The innovation of Morton Goldsholl Associates wasn’t expressed only in art per se – for example in 1953 the firm designed “a new line of modern [children’s] furniture that was designed to ‘grow'” with the child, and was awarded a patent in 1985 (US4501488) for the invention of an “Image processor and method for use in making photographic prints” which was capable of making unusual images using ordinary photographic film. During his career at Goldsholl, Miller contributed to many of these projects, and was the primary designer at the studio of the new packaging and identity for 7-up in the mid-1970s. “The inspiration for the design just came to me” he said once during and interview. “What better way to represent graphically the effervescence of a carbonated beverage than by using circles as the basis of the design”. For this project and others he earned several awards for both himself and for his company.
He was the first African American to break into the mainstream profession of graphic artist, and during the 1950s and 60’s was one of few to maintain a membership in traditional trade organizations like The Society of Typographical Arts. Connections such as these were necessary to maintain and advance one’s career.
Miller’s career as an independent artist began unwittingly during the time he was stationed in Europe during World War II. With the shortages caused by the war, Miller’s media by necessity was whatever he could lay his hands on – proper paper, pencils, paint and chalk were hard to come by but never one to pass on an opportunity to paint, draw or sketch, Miller took whatever art paraphernalia he could improvise and went out on his free time to artistically record the beauty that was still Europe.

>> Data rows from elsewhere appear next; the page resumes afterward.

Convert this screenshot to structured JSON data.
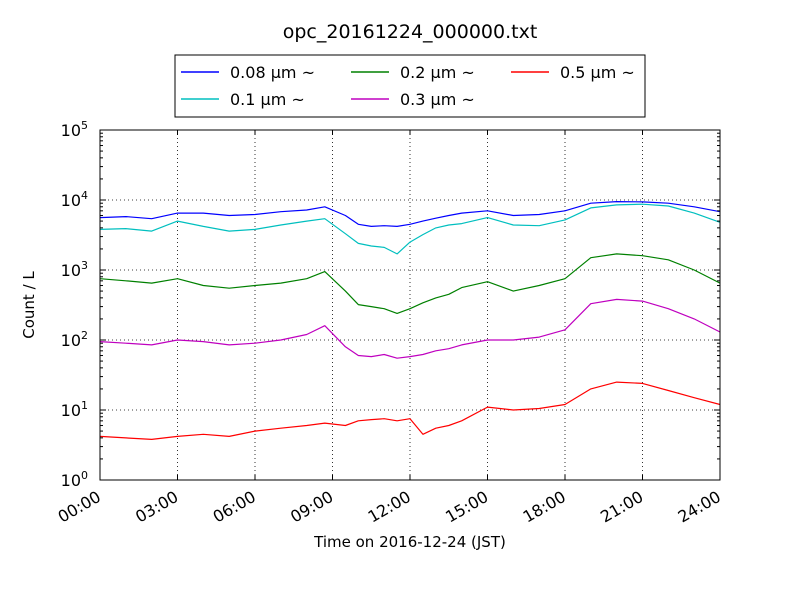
{
  "chart_data": {
    "type": "line",
    "title": "opc_20161224_000000.txt",
    "xlabel": "Time on 2016-12-24 (JST)",
    "ylabel": "Count / L",
    "yscale": "log",
    "ylim": [
      1,
      100000
    ],
    "xlim_hours": [
      0,
      24
    ],
    "grid": true,
    "legend_position": "top-center",
    "x_ticks": [
      "00:00",
      "03:00",
      "06:00",
      "09:00",
      "12:00",
      "15:00",
      "18:00",
      "21:00",
      "24:00"
    ],
    "y_ticks": [
      {
        "base": "10",
        "exp": "0"
      },
      {
        "base": "10",
        "exp": "1"
      },
      {
        "base": "10",
        "exp": "2"
      },
      {
        "base": "10",
        "exp": "3"
      },
      {
        "base": "10",
        "exp": "4"
      },
      {
        "base": "10",
        "exp": "5"
      }
    ],
    "x_hours": [
      0,
      1,
      2,
      3,
      4,
      5,
      6,
      7,
      8,
      8.7,
      9.5,
      10,
      10.5,
      11,
      11.5,
      12,
      12.5,
      13,
      13.5,
      14,
      15,
      16,
      17,
      18,
      19,
      20,
      21,
      22,
      23,
      24
    ],
    "series": [
      {
        "name": "0.08 μm ~",
        "color": "#0000ff",
        "values": [
          5600,
          5800,
          5400,
          6500,
          6500,
          6000,
          6200,
          6800,
          7200,
          8000,
          6000,
          4500,
          4200,
          4300,
          4200,
          4500,
          5000,
          5500,
          6000,
          6500,
          7000,
          6000,
          6200,
          7000,
          9000,
          9500,
          9400,
          9000,
          8000,
          6800
        ]
      },
      {
        "name": "0.1 μm ~",
        "color": "#00bfbf",
        "values": [
          3800,
          3900,
          3600,
          5000,
          4200,
          3600,
          3800,
          4400,
          5000,
          5400,
          3300,
          2400,
          2200,
          2100,
          1700,
          2500,
          3200,
          4000,
          4400,
          4600,
          5600,
          4400,
          4300,
          5200,
          7700,
          8500,
          8700,
          8200,
          6500,
          4800
        ]
      },
      {
        "name": "0.2 μm ~",
        "color": "#008000",
        "values": [
          750,
          700,
          650,
          750,
          600,
          550,
          600,
          650,
          750,
          950,
          500,
          320,
          300,
          280,
          240,
          280,
          340,
          400,
          450,
          560,
          680,
          500,
          600,
          750,
          1500,
          1700,
          1600,
          1400,
          1000,
          650
        ]
      },
      {
        "name": "0.3 μm ~",
        "color": "#bf00bf",
        "values": [
          95,
          90,
          85,
          100,
          95,
          85,
          90,
          100,
          120,
          160,
          80,
          60,
          58,
          62,
          55,
          58,
          62,
          70,
          75,
          85,
          100,
          100,
          110,
          140,
          330,
          380,
          360,
          280,
          200,
          130
        ]
      },
      {
        "name": "0.5 μm ~",
        "color": "#ff0000",
        "values": [
          4.2,
          4.0,
          3.8,
          4.2,
          4.5,
          4.2,
          5.0,
          5.5,
          6.0,
          6.5,
          6.0,
          7.0,
          7.3,
          7.5,
          7.0,
          7.5,
          4.5,
          5.5,
          6.0,
          7.0,
          11.0,
          10.0,
          10.5,
          12.0,
          20.0,
          25.0,
          24.0,
          19.0,
          15.0,
          12.0
        ]
      }
    ]
  }
}
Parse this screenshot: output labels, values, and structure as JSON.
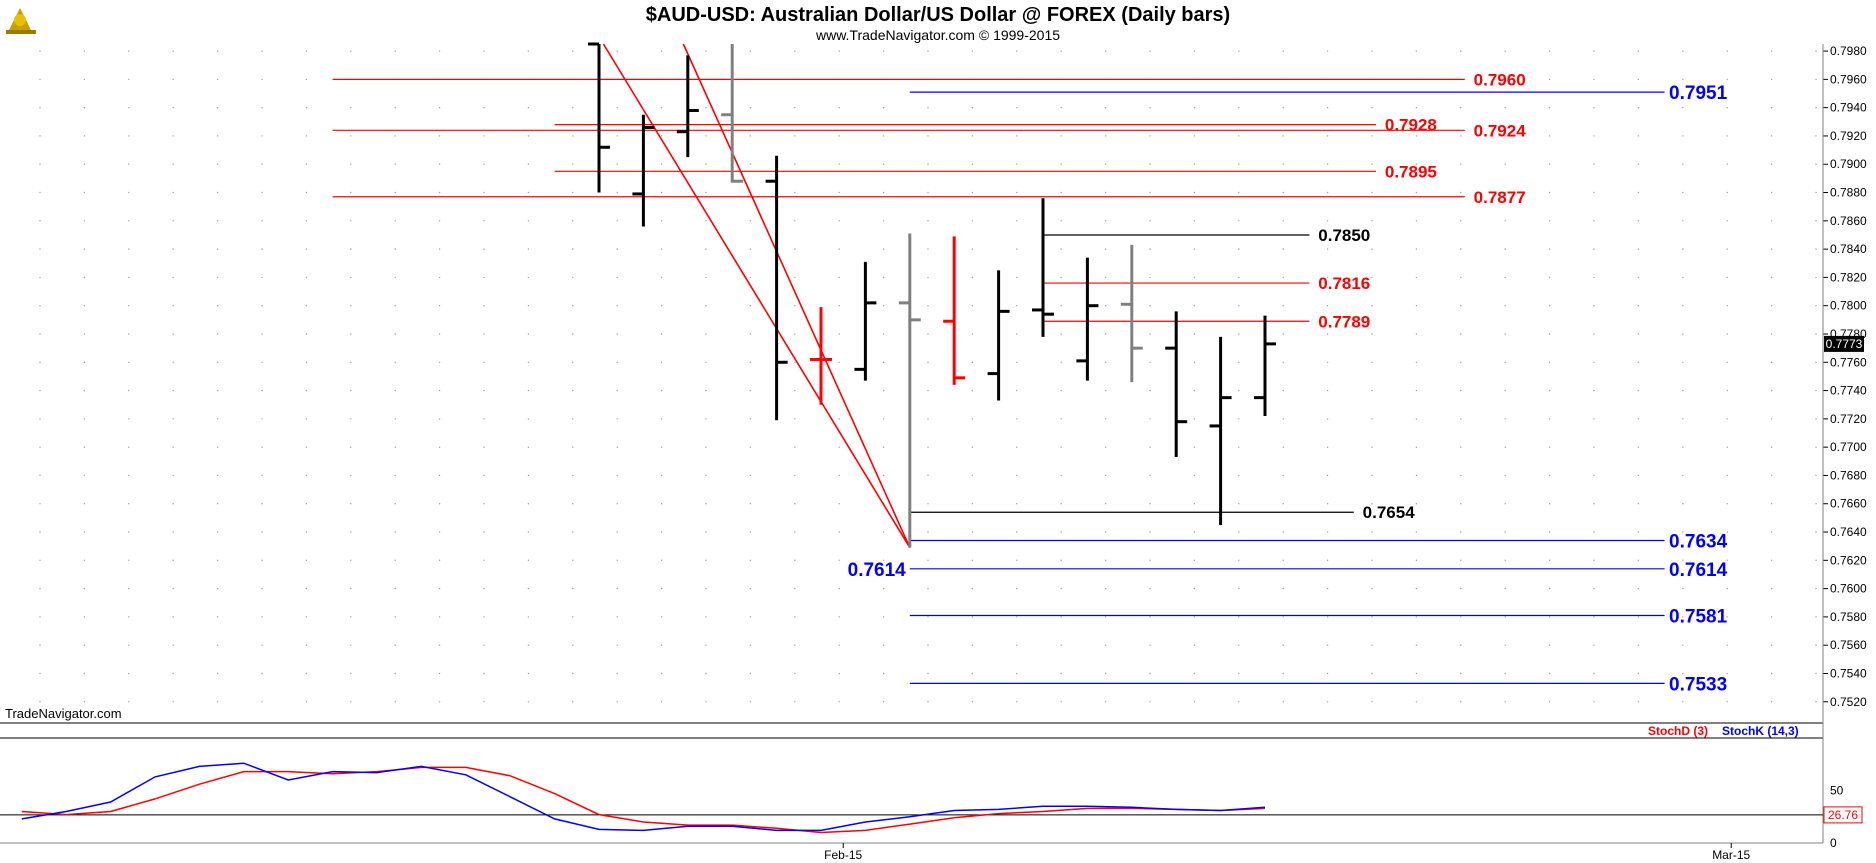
{
  "header": {
    "title": "$AUD-USD:  Australian Dollar/US Dollar @ FOREX  (Daily bars)",
    "subtitle": "www.TradeNavigator.com © 1999-2015",
    "watermark": "TradeNavigator.com",
    "logo_icon": "trade-navigator-logo-icon"
  },
  "colors": {
    "bar": "#000000",
    "bar_red": "#ff0000",
    "bar_gray": "#808080",
    "red_level": "#ff0000",
    "blue_level": "#0000ff",
    "black_level": "#000000",
    "stochD": "#ff0000",
    "stochK": "#0000ff"
  },
  "chart_data": [
    {
      "type": "ohlc",
      "title": "$AUD-USD:  Australian Dollar/US Dollar @ FOREX  (Daily bars)",
      "ylim": [
        0.7505,
        0.7985
      ],
      "y_ticks": [
        "0.7520",
        "0.7540",
        "0.7560",
        "0.7580",
        "0.7600",
        "0.7620",
        "0.7640",
        "0.7660",
        "0.7680",
        "0.7700",
        "0.7720",
        "0.7740",
        "0.7760",
        "0.7780",
        "0.7800",
        "0.7820",
        "0.7840",
        "0.7860",
        "0.7880",
        "0.7900",
        "0.7920",
        "0.7940",
        "0.7960",
        "0.7980"
      ],
      "x_labels": [
        {
          "text": "Feb-15",
          "index": 5.5
        },
        {
          "text": "Mar-15",
          "index": 25.5
        }
      ],
      "last_price": "0.7773",
      "bars": [
        {
          "i": 0,
          "open": 0.7985,
          "high": 0.7985,
          "low": 0.788,
          "close": 0.7912,
          "color": "black"
        },
        {
          "i": 1,
          "open": 0.7879,
          "high": 0.7935,
          "low": 0.7856,
          "close": 0.7926,
          "color": "black"
        },
        {
          "i": 2,
          "open": 0.7923,
          "high": 0.7977,
          "low": 0.7905,
          "close": 0.7938,
          "color": "black"
        },
        {
          "i": 3,
          "open": 0.7935,
          "high": 0.7985,
          "low": 0.7887,
          "close": 0.7888,
          "color": "gray"
        },
        {
          "i": 4,
          "open": 0.7888,
          "high": 0.7906,
          "low": 0.7719,
          "close": 0.776,
          "color": "black"
        },
        {
          "i": 5,
          "open": 0.7762,
          "high": 0.7799,
          "low": 0.773,
          "close": 0.7762,
          "color": "red"
        },
        {
          "i": 6,
          "open": 0.7755,
          "high": 0.7831,
          "low": 0.7747,
          "close": 0.7802,
          "color": "black"
        },
        {
          "i": 7,
          "open": 0.7802,
          "high": 0.7851,
          "low": 0.7629,
          "close": 0.779,
          "color": "gray"
        },
        {
          "i": 8,
          "open": 0.7789,
          "high": 0.7849,
          "low": 0.7744,
          "close": 0.7749,
          "color": "red"
        },
        {
          "i": 9,
          "open": 0.7752,
          "high": 0.7825,
          "low": 0.7733,
          "close": 0.7796,
          "color": "black"
        },
        {
          "i": 10,
          "open": 0.7797,
          "high": 0.7876,
          "low": 0.7778,
          "close": 0.7794,
          "color": "black"
        },
        {
          "i": 11,
          "open": 0.7761,
          "high": 0.7834,
          "low": 0.7747,
          "close": 0.78,
          "color": "black"
        },
        {
          "i": 12,
          "open": 0.7801,
          "high": 0.7843,
          "low": 0.7746,
          "close": 0.777,
          "color": "gray"
        },
        {
          "i": 13,
          "open": 0.777,
          "high": 0.7796,
          "low": 0.7693,
          "close": 0.7718,
          "color": "black"
        },
        {
          "i": 14,
          "open": 0.7715,
          "high": 0.7778,
          "low": 0.7645,
          "close": 0.7735,
          "color": "black"
        },
        {
          "i": 15,
          "open": 0.7735,
          "high": 0.7793,
          "low": 0.7722,
          "close": 0.7773,
          "color": "black"
        }
      ],
      "trendlines": [
        {
          "from": {
            "i": 0.1,
            "price": 0.7985
          },
          "to": {
            "i": 7.0,
            "price": 0.7629
          },
          "color": "red"
        },
        {
          "from": {
            "i": 1.9,
            "price": 0.7985
          },
          "to": {
            "i": 7.0,
            "price": 0.7629
          },
          "color": "red"
        }
      ],
      "levels": [
        {
          "label": "0.7960",
          "price": 0.796,
          "from_i": -6.0,
          "to_i": 19.5,
          "color": "red",
          "label_i": 19.7
        },
        {
          "label": "0.7951",
          "price": 0.7951,
          "from_i": 7.0,
          "to_i": 24.0,
          "color": "blue",
          "label_i": 24.1
        },
        {
          "label": "0.7928",
          "price": 0.7928,
          "from_i": -1.0,
          "to_i": 17.5,
          "color": "red",
          "label_i": 17.7
        },
        {
          "label": "0.7924",
          "price": 0.7924,
          "from_i": -6.0,
          "to_i": 19.5,
          "color": "red",
          "label_i": 19.7
        },
        {
          "label": "0.7895",
          "price": 0.7895,
          "from_i": -1.0,
          "to_i": 17.5,
          "color": "red",
          "label_i": 17.7
        },
        {
          "label": "0.7877",
          "price": 0.7877,
          "from_i": -6.0,
          "to_i": 19.5,
          "color": "red",
          "label_i": 19.7
        },
        {
          "label": "0.7850",
          "price": 0.785,
          "from_i": 10.0,
          "to_i": 16.0,
          "color": "black",
          "label_i": 16.2
        },
        {
          "label": "0.7816",
          "price": 0.7816,
          "from_i": 10.0,
          "to_i": 16.0,
          "color": "red",
          "label_i": 16.2
        },
        {
          "label": "0.7789",
          "price": 0.7789,
          "from_i": 10.0,
          "to_i": 16.0,
          "color": "red",
          "label_i": 16.2
        },
        {
          "label": "0.7654",
          "price": 0.7654,
          "from_i": 7.0,
          "to_i": 17.0,
          "color": "black",
          "label_i": 17.2
        },
        {
          "label": "0.7634",
          "price": 0.7634,
          "from_i": 7.0,
          "to_i": 24.0,
          "color": "blue",
          "label_i": 24.1
        },
        {
          "label": "0.7614",
          "price": 0.7614,
          "from_i": 7.0,
          "to_i": 24.0,
          "color": "blue",
          "label_i": 24.1
        },
        {
          "label": "0.7581",
          "price": 0.7581,
          "from_i": 7.0,
          "to_i": 24.0,
          "color": "blue",
          "label_i": 24.1
        },
        {
          "label": "0.7533",
          "price": 0.7533,
          "from_i": 7.0,
          "to_i": 24.0,
          "color": "blue",
          "label_i": 24.1
        }
      ],
      "left_labels": [
        {
          "label": "0.7614",
          "price": 0.7614,
          "i": 5.6,
          "color": "blue"
        }
      ]
    },
    {
      "type": "line",
      "title": "",
      "ylim": [
        0,
        100
      ],
      "y_ticks": [
        "0",
        "50"
      ],
      "legend": [
        "StochD (3)",
        "StochK (14,3)"
      ],
      "last_value": "26.76",
      "reference_line": 26.76,
      "x": [
        -13,
        -12,
        -11,
        -10,
        -9,
        -8,
        -7,
        -6,
        -5,
        -4,
        -3,
        -2,
        -1,
        0,
        1,
        2,
        3,
        4,
        5,
        6,
        7,
        8,
        9,
        10,
        11,
        12,
        13,
        14,
        15
      ],
      "series": [
        {
          "name": "StochD (3)",
          "values": [
            30,
            27,
            30,
            42,
            56,
            68,
            68,
            66,
            68,
            72,
            72,
            64,
            47,
            27,
            20,
            17,
            17,
            14,
            10,
            12,
            18,
            24,
            28,
            30,
            33,
            33,
            32,
            31,
            33
          ]
        },
        {
          "name": "StochK (14,3)",
          "values": [
            23,
            30,
            39,
            63,
            73,
            76,
            60,
            68,
            67,
            73,
            65,
            44,
            23,
            13,
            12,
            16,
            16,
            12,
            12,
            20,
            25,
            31,
            32,
            35,
            35,
            34,
            32,
            31,
            34
          ]
        }
      ]
    }
  ]
}
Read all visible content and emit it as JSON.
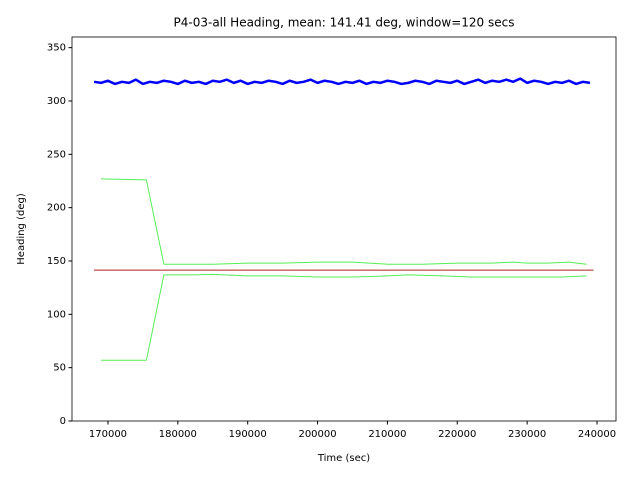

This frequently led to a spontaneous commission, where Miller would part with his current project for pocket change (or equally as often by making a gift of it) when a passer-by stopped to admire his work. After the war and while he worked at Goldsholl Associates, Miller continued as an independent artist both by private commission and by displaying his work at various venues. It was at a show at Hyde Park in Chicago that Miller was approached by Margaret Taylor-Burroughs, then director of the DuSable Museum, to create some kind of memorial to the museum’s founders. This meeting resulted in the creation of the Thomas Miller mosaics. Miller also used his talents to copy the works of better known artists for collectors who either couldn’t afford the originals or which because by their very nature were unavailable. For these commissions, the “copies” were always made different in some respect, either by a change in the size or color, or by the addition of some feature which only a side-by-side comparison of the original would reveal. This was an opportunity for Miller to study the style and technique of other artists, and served as an educational experience for him.
Thomas Miller died in his sleep at his home at Smith Village in Chicago, IL.